La vallée de l’Yerres, une terre de villégiature qui attire les artistes
Les charmes bucoliques de la vallée de l’Yerres, en lisière de la forêt de Sénart, attirent dès le XVIIIe siècle la
société parisienne fortunée, avide de son bon air et des vastes domaines de chasse de la forêt de Sénart.
Jean Paris de Monmartel, richissime financier, banquier de Louis XV et de la Régence, aménage à Brunoy une
vaste propriété demeurée célèbre pour ses grandes eaux dévalant la colline des Bosserons.
A sa suite en 1774, le comte de Provence, futur Louis XVIII, investit le « Petit château », organise de grandes
parties de chasse dans les forêts de Sénart et de Grosbois, et offre des fêtes somptueuses pour sa Cour.
Le domaine est démantelé à la Révolution. Sur les terres morcelées commencent à s’élever de grandes
propriétés bâties par l’élite intellectuelle et artistique parisienne. Talma, acteur de premier plan de l’époque
napoléonienne, y vient se reposer et réunit autour de lui ses amis acteurs, écrivains et poètes.
C’est l’émergence du phénomène de la villégiature qui marque le paysage de Brunoy et de ses environs dans le
cours du XIXe siècle : de riches industriels et commerçants parisiens investissent la campagne et se font
construire des propriétés au bord de l’eau, occupées en fin de semaine et aux beaux jours par une bonne société
oisive, à la recherche des loisirs qu’offrent la forêt, la rivière, les terrains de tennis, les jardins d’agrément.
De nombreux artistes fréquentent les lieux et l’on retrouve la trace d’un séjour de Corot à Brunoy, des
promenades de Delacroix en forêt de Sénart, de Jules Michelin à la recherche de sujets pour ses eaux fortes, de
Claude Monet travaillant à la décoration du château d’Ernest Hoschedé à Montgeron.
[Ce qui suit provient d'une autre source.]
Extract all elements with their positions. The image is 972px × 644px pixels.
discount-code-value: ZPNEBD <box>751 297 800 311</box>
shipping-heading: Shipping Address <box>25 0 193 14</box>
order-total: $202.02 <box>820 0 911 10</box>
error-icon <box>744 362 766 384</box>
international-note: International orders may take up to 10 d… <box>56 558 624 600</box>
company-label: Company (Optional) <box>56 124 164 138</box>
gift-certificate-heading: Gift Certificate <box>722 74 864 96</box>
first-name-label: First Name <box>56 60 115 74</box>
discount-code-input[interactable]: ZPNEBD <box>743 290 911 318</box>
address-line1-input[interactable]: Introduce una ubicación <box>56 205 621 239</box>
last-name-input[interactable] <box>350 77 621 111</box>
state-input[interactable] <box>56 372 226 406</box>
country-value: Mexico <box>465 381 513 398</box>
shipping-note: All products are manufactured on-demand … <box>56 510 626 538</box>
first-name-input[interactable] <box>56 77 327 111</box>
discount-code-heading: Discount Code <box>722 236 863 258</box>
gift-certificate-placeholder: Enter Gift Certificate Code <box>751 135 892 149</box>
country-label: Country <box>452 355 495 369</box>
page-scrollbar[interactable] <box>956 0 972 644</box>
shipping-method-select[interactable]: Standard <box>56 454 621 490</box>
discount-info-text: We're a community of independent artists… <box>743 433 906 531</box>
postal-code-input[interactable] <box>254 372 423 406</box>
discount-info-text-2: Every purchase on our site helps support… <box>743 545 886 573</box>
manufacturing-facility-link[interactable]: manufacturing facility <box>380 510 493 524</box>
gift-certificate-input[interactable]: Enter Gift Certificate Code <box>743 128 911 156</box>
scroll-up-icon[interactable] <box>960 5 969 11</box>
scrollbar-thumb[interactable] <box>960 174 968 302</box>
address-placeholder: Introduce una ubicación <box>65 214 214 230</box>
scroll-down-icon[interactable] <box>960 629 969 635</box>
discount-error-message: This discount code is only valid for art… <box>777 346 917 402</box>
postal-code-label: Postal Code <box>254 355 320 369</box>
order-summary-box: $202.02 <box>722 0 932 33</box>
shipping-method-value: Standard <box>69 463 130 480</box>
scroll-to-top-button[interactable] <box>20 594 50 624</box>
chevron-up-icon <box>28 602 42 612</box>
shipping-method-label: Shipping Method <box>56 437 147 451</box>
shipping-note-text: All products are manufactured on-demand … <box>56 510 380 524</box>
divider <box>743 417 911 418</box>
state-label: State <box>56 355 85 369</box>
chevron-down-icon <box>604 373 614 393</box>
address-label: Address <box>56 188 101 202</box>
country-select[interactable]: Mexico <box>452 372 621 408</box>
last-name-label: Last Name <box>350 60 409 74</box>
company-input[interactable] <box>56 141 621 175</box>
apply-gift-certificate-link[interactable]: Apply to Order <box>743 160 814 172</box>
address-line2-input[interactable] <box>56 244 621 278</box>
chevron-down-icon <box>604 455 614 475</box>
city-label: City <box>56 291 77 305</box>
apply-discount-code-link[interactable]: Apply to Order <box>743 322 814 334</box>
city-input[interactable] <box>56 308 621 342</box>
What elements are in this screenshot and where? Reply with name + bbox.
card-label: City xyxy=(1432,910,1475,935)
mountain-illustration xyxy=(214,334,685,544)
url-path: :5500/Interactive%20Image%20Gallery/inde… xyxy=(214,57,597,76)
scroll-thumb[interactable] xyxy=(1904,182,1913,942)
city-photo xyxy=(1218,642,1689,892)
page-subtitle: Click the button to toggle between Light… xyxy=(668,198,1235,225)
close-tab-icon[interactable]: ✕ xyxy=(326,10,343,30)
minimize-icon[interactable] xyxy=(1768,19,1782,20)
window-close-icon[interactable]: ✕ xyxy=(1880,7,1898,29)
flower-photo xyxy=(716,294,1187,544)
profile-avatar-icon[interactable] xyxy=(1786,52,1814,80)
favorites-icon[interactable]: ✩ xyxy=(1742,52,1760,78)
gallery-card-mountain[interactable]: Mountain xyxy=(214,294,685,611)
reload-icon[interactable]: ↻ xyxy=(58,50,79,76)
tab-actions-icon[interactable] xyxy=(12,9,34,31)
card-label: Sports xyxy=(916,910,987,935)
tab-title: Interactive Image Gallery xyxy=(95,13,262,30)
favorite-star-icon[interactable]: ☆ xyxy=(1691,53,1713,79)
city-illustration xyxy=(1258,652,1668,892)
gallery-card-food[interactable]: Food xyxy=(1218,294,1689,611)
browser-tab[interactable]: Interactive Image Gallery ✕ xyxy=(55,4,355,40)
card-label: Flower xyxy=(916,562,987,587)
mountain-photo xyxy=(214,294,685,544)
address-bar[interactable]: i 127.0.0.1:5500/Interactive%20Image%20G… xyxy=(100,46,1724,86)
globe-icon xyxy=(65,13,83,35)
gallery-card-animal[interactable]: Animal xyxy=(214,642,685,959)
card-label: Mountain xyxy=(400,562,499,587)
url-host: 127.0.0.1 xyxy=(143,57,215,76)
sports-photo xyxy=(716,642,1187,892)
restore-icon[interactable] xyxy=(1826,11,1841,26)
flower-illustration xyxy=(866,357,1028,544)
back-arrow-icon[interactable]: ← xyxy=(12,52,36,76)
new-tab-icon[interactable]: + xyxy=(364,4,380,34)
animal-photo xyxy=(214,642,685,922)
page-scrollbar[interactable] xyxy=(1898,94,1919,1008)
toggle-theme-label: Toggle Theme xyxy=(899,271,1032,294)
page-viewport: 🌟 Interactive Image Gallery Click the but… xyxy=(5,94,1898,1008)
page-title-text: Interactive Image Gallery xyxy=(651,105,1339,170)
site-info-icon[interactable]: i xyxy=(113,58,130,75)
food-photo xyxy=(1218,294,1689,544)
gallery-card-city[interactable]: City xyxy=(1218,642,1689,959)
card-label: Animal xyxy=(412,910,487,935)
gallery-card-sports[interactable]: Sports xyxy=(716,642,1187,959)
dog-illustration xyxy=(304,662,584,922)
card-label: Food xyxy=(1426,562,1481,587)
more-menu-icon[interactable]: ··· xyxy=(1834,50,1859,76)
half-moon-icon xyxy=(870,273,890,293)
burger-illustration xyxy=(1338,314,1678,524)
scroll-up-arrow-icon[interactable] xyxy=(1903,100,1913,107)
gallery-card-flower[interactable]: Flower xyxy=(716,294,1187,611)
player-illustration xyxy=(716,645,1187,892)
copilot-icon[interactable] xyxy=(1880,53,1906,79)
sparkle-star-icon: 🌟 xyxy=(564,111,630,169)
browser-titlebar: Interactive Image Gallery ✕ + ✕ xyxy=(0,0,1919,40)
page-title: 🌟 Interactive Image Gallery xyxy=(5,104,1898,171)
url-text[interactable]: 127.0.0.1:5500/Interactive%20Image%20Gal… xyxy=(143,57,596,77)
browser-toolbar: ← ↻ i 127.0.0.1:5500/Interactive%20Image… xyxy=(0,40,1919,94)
Carolus-Duran possède
une propriété à Montgeron. Gustave Caillebotte fait de la résidence des vacances de son enfance, à Yerres, un
lieu de travail où il se laisse inspirer par la campagne, les perspectives du parc, la rivière.
L’influence masculine
L'autre trait qui relie au moins trois de ces femmes, c'est leur rapport très important à un homme de leur famille
qui orienta de manière radicale leur vie et leur carrière.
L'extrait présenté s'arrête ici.